### 1. The Algorithms (The "Brains")
These are the mathematical models we used to find patterns.

| Algorithm | Type | Description | Use When... |
| :--- | :--- | :--- | :--- |
| **Linear Regression** | Regression | Draws a **straight line** through data. | You want to predict a specific **Number** (Salary, Price). |
| **Logistic Regression** | Classification | Uses probability (S-curve) to separate data. | You want to predict a **Category** (Yes/No, Spam/Ham). |
| **Decision Tree** | Classification | Creates a **Flowchart** of If/Else rules. | You want a model that explains *why* it made a decision. |
| **Random Forest** | Ensemble | Creates **100+ Trees** and makes them **Vote**. | You want high accuracy and to know **Feature Importance**. |
| **K-Means** | Clustering | Finds **groups** based on distance. (No labels!) | You have data but **no answers** (Unsupervised). |

---

### 2. The Concepts (The "Workflow")
These are the steps you take in every project.

*   **`X` (Features):** The input data (the questions). usually a Table (2D).
*   **`y` (Target):** The output data (the answers). usually a List (1D).
*   **`train_test_split`:**
    *   *Concept:* Splitting data into **Training** (Textbook) and **Testing** (Exam).
    *   *Why?* To prevent the model from memorizing the answers ("Overfitting").
*   **`.fit(X, y)`:** The "Study" phase. The model learns the patterns.
*   **`.predict(X)`:** The "Test" phase. The model guesses the answers for new data.

---

### 3. Evaluation Metrics (The "Report Card")
How do we know if the model is good?

*   **For Regression (Numbers):**
    *   **MAE (Mean Absolute Error):** "On average, the prediction is wrong by this amount." (Lower is better).
*   **For Classification (Categories):**
    *   **Accuracy Score:** The percentage of correct guesses (e.g., 0.80 = 80%).
    *   **Confusion Matrix:** A grid showing exactly *where* the model made mistakes (e.g., How many times it confused a Cat for a Dog).

---

### 4. Hyperparameters (The "Settings")
These are the knobs **YOU** turn before training to change how the model learns.

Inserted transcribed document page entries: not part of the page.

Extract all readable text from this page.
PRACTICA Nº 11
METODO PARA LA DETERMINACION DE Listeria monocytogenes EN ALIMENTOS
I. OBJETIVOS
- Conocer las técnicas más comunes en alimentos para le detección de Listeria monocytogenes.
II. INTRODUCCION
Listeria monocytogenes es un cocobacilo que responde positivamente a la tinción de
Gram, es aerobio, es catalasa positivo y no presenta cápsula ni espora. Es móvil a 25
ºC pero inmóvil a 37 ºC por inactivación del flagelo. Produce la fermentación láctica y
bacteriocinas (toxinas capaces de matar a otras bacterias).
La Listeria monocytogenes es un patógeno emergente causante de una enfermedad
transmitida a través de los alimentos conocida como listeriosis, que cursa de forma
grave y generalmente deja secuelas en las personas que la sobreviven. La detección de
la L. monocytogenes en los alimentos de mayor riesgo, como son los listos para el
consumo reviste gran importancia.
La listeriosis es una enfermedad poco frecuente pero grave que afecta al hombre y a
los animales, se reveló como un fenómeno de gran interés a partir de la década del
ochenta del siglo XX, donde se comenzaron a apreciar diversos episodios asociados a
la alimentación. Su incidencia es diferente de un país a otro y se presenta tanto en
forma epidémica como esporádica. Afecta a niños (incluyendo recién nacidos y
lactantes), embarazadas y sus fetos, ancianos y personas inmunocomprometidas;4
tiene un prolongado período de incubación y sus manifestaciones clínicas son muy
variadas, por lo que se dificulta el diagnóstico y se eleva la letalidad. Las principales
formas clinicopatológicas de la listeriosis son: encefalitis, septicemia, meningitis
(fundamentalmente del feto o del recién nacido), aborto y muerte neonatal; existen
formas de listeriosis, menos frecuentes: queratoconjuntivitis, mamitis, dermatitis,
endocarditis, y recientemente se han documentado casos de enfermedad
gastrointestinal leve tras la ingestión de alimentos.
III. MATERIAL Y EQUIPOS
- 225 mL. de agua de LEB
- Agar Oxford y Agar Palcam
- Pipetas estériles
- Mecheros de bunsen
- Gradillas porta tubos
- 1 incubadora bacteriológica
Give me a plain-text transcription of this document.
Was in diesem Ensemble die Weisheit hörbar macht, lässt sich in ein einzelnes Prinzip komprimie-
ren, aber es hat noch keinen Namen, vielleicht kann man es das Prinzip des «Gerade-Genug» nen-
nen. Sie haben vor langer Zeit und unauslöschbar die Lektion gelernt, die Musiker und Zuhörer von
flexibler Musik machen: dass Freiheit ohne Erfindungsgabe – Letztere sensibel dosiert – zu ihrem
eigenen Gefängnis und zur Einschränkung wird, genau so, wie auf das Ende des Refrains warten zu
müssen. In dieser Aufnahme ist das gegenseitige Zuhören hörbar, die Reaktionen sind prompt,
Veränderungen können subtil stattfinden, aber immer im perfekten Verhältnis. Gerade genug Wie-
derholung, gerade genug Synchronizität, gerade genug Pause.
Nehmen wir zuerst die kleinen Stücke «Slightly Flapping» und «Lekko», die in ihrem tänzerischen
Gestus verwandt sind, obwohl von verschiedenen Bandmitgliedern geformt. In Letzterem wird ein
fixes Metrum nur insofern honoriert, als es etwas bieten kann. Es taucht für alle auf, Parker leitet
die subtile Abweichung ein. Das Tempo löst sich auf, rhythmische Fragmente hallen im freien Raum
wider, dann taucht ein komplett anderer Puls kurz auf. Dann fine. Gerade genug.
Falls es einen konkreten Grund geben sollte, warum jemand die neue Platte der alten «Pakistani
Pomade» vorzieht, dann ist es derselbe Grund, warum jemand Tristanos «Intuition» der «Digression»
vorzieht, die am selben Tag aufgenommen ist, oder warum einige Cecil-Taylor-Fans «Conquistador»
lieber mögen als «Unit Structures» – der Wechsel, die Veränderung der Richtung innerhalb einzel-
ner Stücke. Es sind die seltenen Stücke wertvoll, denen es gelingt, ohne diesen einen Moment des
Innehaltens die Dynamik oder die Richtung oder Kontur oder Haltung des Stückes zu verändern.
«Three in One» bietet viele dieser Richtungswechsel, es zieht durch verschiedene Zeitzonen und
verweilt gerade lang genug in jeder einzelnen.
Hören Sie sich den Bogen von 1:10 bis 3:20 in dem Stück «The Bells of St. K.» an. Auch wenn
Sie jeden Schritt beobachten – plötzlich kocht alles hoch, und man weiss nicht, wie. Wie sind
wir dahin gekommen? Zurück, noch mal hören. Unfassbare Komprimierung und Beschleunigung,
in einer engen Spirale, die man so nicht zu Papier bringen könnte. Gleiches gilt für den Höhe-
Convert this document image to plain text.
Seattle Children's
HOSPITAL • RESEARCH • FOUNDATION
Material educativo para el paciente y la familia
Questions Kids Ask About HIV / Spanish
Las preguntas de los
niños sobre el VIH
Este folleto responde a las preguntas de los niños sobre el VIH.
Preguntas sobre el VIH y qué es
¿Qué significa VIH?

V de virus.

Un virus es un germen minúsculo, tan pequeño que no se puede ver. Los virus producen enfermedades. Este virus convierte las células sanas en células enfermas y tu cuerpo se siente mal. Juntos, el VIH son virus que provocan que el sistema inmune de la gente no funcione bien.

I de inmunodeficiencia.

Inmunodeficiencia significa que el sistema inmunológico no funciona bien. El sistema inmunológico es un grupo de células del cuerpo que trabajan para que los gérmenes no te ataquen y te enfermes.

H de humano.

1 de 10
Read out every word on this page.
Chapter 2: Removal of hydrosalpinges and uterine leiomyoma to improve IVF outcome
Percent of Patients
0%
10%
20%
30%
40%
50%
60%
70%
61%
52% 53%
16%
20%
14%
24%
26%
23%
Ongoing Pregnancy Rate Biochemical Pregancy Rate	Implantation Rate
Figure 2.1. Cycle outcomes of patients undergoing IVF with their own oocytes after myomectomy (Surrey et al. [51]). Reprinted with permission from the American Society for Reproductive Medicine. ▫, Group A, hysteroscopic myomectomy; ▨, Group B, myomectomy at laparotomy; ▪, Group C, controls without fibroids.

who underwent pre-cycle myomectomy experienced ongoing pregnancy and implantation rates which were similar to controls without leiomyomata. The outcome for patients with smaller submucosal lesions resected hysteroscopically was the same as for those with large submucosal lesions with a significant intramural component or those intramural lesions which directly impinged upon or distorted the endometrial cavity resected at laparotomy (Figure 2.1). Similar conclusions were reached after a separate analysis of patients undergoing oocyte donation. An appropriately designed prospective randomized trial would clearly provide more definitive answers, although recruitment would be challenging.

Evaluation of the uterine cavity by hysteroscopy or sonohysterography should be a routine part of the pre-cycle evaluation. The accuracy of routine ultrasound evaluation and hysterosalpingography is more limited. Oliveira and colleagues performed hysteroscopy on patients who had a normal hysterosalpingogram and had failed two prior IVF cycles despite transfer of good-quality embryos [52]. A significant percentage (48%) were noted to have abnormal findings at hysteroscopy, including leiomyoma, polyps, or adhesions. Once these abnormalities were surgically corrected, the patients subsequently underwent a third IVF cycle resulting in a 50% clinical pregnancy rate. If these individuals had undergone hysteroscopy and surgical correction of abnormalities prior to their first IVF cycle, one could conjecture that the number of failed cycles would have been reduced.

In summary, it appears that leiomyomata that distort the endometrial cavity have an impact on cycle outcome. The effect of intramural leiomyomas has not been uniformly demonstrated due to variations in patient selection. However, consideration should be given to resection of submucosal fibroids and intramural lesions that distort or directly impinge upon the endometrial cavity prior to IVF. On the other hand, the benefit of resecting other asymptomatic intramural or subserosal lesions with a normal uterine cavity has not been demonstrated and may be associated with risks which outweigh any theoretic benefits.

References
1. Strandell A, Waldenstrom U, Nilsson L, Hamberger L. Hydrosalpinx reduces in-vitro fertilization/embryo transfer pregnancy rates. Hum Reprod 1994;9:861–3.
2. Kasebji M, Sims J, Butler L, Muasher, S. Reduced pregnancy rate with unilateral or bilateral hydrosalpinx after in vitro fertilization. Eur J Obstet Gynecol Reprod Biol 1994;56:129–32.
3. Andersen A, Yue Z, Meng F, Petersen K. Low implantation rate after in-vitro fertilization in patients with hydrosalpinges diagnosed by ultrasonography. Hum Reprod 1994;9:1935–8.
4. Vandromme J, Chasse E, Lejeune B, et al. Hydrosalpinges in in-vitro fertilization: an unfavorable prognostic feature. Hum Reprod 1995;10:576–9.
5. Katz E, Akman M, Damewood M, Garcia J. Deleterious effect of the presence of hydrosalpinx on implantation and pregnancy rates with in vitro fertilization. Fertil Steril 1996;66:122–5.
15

*   **`test_size`** (used in Split):
    *   *Definition:* What % of data to save for the exam.
    *   *Standard:* `0.2` (20%).
*   **`random_state`** (used everywhere):
    *   *Definition:* A "seed" number to make sure randomness is the **same** every time you run the code.
    *   *Standard:* `42` (Just a tradition).
*   **`max_depth`** (Decision Tree):
    *   *Definition:* How many "questions" deep the tree can go.
    *   *Why?* A small number (e.g., 2 or 3) keeps the model simple. A huge number makes it memorize (Overfit).
*   **`n_estimators`** (Random Forest):
    *   *Definition:* How many trees to build in the forest.
    *   *Standard:* `100` (More is usually better, but slower).
*   **`n_clusters`** (K-Means):
    *   *Definition:* How many groups you want the computer to find.
*   **`cv`** (Grid Search):
    *   *Definition:* "Cross Validation". Splits the training data into smaller chunks (e.g., 5) to double-check the score.

---

### 5. Advanced Tools (The "Pro" Level)

*   **`joblib`**:
    *   *What:* Saves the trained model to a file (`.pkl`).
    *   *Why:* So you can use the brain in a Website without training again.
*   **`GridSearchCV`**:
    *   *What:* Automatically tries every combination of hyperparameters (e.g., tries 10 trees, then 50, then 100).
    *   *Why:* Finds the **best** model for you automatically.
*   **`Pipeline`**:
    *   *What:* A factory line that connects **Data Cleaning** -> **Model Training**.
    *   *Why:* It prevents data leakage and simplifies code for production (Web Apps).